Fairclough, 2001: 91

Ao salientar a importância da discussão de Foucault sobre a formação

discursiva de objetos, sujeitos e conceitos, Fairclough afirma que o discurso é

socialmente constitutivo. Ele contribui para a constituição de todas as dimensões da

estrutura social que, direta ou indiretamente, o moldam e o restringem: suas

próprias normas e convenções, como também relações, identidades e instituições

que lhe são subjacentes.

A posição inglesa destaca a relação dialética entre discurso e estrutura social

para evitar o determinismo de considerar o discurso como mero reflexo de uma

realidade social mais profunda ou de idealizar o discurso como fonte do social.

Esta perspectiva evita também uma ênfase indevida na determinação do discurso

pelas estruturas discursivas – códigos, normas e convenções. “A perspectiva

dialética considera a prática e o evento contraditórios e em luta, com uma relação

complexa e variável com as estruturas. A prática social tem várias orientações –

econômica, política, cultural – e o discurso pode estar implicado em todas elas, sem

que se possa reduzir qualquer uma dessas orientações” (FAIRCLOUGH, 2001: 94).
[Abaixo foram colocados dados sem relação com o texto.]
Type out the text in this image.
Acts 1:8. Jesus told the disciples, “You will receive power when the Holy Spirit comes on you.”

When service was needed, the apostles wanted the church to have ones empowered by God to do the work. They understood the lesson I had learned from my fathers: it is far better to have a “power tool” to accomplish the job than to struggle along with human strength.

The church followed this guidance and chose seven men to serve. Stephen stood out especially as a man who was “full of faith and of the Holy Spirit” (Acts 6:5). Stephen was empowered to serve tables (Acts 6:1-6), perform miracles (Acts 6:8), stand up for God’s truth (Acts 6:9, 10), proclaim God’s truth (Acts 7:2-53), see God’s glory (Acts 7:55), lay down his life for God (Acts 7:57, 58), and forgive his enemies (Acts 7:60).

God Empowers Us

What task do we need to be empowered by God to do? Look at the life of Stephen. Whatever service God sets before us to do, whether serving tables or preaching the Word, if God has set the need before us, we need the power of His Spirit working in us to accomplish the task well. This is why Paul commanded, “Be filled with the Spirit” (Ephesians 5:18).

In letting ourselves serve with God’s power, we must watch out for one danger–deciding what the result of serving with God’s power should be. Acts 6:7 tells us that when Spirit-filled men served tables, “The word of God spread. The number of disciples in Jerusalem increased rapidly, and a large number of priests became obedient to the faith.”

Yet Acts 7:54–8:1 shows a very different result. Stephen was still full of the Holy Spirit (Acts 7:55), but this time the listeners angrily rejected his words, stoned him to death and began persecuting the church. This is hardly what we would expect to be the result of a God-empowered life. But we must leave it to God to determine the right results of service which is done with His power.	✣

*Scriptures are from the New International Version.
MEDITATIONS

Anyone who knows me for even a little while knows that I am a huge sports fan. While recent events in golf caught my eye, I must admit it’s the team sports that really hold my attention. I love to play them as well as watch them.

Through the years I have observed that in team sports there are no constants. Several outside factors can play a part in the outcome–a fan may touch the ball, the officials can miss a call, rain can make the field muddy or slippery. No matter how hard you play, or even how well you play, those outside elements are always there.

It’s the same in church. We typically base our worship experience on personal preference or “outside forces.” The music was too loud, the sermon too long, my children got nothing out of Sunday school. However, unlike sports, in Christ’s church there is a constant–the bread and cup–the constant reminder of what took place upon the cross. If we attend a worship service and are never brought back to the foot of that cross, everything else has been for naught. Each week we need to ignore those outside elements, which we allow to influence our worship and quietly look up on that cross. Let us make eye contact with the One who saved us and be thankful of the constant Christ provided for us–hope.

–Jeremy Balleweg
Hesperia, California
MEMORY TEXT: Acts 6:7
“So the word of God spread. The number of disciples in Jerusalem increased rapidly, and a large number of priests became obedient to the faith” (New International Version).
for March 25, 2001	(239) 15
A abordagem crítica francesa

Uma outra abordagem crítica à análise do discurso se desenvolveu na França

tendo como principal expoente Michel Pêcheux. Tendo como fonte a teoria

marxista de ideologia de Althusser, Pêcheux usa o termo ‘discurso’ para enfatizar a

natureza ideológica do uso lingüístico. Ele utiliza o conceito de aparelho ideológico

de Estado, desenvolvido por Althusser, para conceber estes aparelhos como um

complexo de formações ideológicas inter-relacionadas no interior das quais os

sujeitos ocupam posições que incorporam uma determinada formação discursiva.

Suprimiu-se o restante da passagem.